For a while now the transition away from Manifest V2 (MV2) to MV3 has been on-going and it looks like it is entering its final phase of deprecation, at least, in the case of Google Chrome. A recent discussion thread in the w3c WebExtensions Community Group GitHub repo has highlighted how the latest and upcoming versions of the most popular browser are expected to be its final releases with support for MV2 extensions.
What this essentially means is that the tricks and bypasses that were used to keep MV2 extensions like uBlock Origin and others alive will not work any more on Chrome, or at least not for very long. For example the Windows Registry mod that could extend MV2 availability will cease to function after Chromium version 151.
It's not an ecosystem of one, though one is very dominant.
You can compare it to Linux. It's not the only Unix-like kernel, but it's similarly dominant. If you want to create a new distribution, it doesn't make any sense to spend a decade trying to write your own kernel rather than just using the Linux kernel (insert GNU Hurd jokes here).
Is that an unhealthy ecosystem then? I don't think it is.
What makes the chromium situation unhealthy is Google's ownership and control, not that it's the preferred engine for other browsers. I mean, even a company as large as Microsoft gave up trying to create their own engine.

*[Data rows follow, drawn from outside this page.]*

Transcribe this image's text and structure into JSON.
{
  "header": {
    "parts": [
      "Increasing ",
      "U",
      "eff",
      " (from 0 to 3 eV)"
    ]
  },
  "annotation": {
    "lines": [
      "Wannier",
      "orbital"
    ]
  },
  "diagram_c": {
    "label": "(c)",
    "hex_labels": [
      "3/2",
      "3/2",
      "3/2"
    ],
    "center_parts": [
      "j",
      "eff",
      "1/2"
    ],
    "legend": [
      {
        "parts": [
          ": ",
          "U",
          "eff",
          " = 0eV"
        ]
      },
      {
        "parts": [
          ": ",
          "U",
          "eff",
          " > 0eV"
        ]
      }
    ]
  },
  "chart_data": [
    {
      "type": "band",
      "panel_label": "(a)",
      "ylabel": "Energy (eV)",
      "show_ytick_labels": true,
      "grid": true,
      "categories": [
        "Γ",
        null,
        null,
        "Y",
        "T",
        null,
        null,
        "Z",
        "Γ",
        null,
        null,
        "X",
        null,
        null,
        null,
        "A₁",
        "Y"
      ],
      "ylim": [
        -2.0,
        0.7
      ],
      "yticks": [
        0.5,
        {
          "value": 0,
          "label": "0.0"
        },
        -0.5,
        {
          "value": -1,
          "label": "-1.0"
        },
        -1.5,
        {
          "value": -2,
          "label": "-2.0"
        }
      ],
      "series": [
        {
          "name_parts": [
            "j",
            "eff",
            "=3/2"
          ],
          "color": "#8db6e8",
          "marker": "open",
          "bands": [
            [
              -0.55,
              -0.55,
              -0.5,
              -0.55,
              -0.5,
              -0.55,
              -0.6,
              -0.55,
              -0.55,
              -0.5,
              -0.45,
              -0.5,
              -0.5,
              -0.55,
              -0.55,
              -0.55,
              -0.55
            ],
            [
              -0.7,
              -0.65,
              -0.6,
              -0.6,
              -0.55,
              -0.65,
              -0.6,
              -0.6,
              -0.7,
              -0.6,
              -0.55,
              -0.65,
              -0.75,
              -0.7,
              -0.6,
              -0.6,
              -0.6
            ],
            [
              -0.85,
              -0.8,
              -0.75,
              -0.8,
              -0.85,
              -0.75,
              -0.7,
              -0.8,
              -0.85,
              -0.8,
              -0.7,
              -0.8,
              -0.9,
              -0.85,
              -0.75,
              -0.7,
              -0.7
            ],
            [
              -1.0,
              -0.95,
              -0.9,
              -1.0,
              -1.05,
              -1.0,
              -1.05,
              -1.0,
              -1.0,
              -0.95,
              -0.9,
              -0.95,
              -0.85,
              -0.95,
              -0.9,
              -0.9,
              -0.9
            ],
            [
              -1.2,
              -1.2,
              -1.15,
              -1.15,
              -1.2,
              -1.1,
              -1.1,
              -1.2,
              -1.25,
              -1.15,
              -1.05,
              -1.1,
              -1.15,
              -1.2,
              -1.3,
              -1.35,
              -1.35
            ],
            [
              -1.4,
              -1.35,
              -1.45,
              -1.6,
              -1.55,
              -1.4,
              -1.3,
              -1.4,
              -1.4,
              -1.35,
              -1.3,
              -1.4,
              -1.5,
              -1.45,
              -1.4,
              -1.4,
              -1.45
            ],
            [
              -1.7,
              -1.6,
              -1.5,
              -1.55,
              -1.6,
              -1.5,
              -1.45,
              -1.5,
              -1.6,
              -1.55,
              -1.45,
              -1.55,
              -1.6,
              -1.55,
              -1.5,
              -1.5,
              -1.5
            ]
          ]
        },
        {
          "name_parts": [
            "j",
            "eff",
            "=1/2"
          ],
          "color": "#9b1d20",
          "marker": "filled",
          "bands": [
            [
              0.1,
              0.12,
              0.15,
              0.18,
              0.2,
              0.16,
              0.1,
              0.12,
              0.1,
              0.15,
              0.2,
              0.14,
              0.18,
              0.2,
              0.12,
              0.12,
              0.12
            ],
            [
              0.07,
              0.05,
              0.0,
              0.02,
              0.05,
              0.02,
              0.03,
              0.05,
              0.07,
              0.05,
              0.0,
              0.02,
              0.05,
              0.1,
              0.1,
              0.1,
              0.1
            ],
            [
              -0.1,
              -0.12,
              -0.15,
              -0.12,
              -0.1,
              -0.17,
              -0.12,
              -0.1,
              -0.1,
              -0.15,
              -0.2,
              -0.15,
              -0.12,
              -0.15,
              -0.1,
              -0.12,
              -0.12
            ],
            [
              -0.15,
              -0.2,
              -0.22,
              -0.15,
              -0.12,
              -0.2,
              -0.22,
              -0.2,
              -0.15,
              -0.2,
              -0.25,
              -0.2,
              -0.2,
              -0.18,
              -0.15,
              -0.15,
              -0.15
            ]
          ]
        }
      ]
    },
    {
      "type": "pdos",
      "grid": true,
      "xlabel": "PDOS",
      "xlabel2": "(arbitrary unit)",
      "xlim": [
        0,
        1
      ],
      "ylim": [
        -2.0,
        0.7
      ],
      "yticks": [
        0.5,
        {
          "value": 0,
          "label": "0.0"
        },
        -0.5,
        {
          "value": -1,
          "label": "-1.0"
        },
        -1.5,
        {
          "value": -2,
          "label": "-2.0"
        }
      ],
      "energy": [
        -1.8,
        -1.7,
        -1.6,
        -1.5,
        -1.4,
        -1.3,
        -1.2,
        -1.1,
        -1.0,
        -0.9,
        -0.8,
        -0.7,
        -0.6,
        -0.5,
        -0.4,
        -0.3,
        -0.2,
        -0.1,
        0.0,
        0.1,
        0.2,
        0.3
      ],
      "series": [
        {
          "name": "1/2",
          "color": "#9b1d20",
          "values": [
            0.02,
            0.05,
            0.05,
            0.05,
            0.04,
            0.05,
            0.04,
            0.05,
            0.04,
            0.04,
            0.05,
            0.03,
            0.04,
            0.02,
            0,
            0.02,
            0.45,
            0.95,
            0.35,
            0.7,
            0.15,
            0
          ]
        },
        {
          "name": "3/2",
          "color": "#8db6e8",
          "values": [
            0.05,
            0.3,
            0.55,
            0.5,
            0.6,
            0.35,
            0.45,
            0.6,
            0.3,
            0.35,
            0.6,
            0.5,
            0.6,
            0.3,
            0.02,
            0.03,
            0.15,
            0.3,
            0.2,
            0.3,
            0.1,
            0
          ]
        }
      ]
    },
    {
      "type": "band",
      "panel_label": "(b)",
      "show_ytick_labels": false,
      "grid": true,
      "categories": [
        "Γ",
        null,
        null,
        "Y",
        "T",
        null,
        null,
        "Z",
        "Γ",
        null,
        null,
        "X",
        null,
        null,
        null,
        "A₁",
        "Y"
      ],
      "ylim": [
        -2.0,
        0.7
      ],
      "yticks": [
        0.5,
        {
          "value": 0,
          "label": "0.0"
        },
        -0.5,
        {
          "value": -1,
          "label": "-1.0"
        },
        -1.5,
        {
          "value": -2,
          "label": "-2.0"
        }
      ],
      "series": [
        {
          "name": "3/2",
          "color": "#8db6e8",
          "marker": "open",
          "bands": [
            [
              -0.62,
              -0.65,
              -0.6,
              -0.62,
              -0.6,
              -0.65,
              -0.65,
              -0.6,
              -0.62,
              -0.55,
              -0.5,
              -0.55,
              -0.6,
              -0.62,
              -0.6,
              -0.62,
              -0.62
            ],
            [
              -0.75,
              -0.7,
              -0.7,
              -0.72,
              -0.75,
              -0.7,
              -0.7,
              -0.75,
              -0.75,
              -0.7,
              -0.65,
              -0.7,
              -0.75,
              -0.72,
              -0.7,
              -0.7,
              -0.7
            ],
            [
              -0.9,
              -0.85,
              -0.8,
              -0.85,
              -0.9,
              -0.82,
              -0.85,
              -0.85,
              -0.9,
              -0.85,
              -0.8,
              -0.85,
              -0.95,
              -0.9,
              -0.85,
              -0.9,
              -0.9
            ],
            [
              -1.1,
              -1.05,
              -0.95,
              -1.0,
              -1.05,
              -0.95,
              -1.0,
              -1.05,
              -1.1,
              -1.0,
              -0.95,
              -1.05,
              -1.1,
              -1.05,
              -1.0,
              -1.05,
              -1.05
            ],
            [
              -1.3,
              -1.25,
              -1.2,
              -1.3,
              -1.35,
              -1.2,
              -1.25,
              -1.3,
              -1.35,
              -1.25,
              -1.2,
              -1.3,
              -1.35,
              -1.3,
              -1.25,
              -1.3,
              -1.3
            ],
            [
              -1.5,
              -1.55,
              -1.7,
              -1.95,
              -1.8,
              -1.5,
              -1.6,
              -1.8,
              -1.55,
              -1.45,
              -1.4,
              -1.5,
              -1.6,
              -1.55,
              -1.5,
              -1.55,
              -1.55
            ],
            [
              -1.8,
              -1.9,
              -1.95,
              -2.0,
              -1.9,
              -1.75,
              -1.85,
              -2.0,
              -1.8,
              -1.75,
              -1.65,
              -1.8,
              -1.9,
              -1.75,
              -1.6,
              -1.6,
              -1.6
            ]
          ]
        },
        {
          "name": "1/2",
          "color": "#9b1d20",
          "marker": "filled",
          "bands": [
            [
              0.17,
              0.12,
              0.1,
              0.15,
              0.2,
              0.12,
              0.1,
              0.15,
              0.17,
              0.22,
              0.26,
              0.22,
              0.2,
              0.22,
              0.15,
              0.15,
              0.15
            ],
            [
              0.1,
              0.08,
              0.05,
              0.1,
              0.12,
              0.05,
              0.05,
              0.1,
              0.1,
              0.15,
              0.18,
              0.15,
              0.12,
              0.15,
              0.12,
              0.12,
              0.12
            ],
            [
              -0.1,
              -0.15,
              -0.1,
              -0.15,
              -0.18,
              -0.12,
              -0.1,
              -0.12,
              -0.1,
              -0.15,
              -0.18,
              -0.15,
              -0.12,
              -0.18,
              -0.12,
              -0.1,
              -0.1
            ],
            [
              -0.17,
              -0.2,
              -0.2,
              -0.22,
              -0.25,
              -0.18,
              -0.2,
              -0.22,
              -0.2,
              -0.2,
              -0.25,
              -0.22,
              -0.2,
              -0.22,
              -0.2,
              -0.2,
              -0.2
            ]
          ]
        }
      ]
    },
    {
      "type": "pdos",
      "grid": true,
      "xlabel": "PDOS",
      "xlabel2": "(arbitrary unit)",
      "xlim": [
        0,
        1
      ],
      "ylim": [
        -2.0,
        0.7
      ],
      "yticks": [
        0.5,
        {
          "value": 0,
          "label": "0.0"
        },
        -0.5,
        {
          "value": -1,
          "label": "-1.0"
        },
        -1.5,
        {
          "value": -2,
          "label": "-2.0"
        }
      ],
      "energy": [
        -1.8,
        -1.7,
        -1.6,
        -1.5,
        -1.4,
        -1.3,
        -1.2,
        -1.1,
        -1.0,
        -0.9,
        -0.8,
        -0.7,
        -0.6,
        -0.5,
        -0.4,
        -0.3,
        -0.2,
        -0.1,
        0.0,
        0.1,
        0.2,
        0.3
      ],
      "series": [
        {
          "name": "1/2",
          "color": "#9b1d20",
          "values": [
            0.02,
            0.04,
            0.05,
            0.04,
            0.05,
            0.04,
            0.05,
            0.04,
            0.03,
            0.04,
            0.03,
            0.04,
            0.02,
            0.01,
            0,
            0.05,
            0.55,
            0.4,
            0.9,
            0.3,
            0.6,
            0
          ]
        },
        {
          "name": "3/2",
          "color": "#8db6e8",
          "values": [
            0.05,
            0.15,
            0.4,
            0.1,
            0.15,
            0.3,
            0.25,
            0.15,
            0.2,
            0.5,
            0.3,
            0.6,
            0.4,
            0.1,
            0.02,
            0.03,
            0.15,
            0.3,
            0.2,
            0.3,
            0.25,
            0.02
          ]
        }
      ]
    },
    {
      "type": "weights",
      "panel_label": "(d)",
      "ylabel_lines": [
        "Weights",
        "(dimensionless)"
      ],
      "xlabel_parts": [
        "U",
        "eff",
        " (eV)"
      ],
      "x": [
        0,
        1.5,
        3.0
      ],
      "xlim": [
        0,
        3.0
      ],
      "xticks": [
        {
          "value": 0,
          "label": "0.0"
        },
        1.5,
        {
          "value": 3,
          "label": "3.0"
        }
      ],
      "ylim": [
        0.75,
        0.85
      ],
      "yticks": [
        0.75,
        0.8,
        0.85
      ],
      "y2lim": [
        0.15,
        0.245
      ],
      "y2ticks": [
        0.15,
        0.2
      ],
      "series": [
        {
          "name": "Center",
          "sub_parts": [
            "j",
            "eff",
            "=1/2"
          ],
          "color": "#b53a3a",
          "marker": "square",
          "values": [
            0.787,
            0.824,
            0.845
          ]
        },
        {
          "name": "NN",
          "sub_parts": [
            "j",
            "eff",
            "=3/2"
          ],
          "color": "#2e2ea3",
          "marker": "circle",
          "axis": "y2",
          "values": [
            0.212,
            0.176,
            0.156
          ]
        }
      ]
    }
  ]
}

Your example is a poor choice, Linux overall is one example of an OS for users. There are more OS choices then Linux, that is good. Nothing like web browsers where people where actively trying to make everything chromium based. The ecosystem is unhealthy when there is one choice for an entire type of software (so for OS you have Linux, Windows, and Mac as big players) and outside of Firefox and its forks all web browsers are Chromium based. Oh and although there are other fringe options they don't matter much, much like in the OS world Temple OS is not a real choice.
My point was that it would be very very bad if Firefox was not there (or turned into chromium) as an ecosystem of one is a massive risk regardless of who controls it.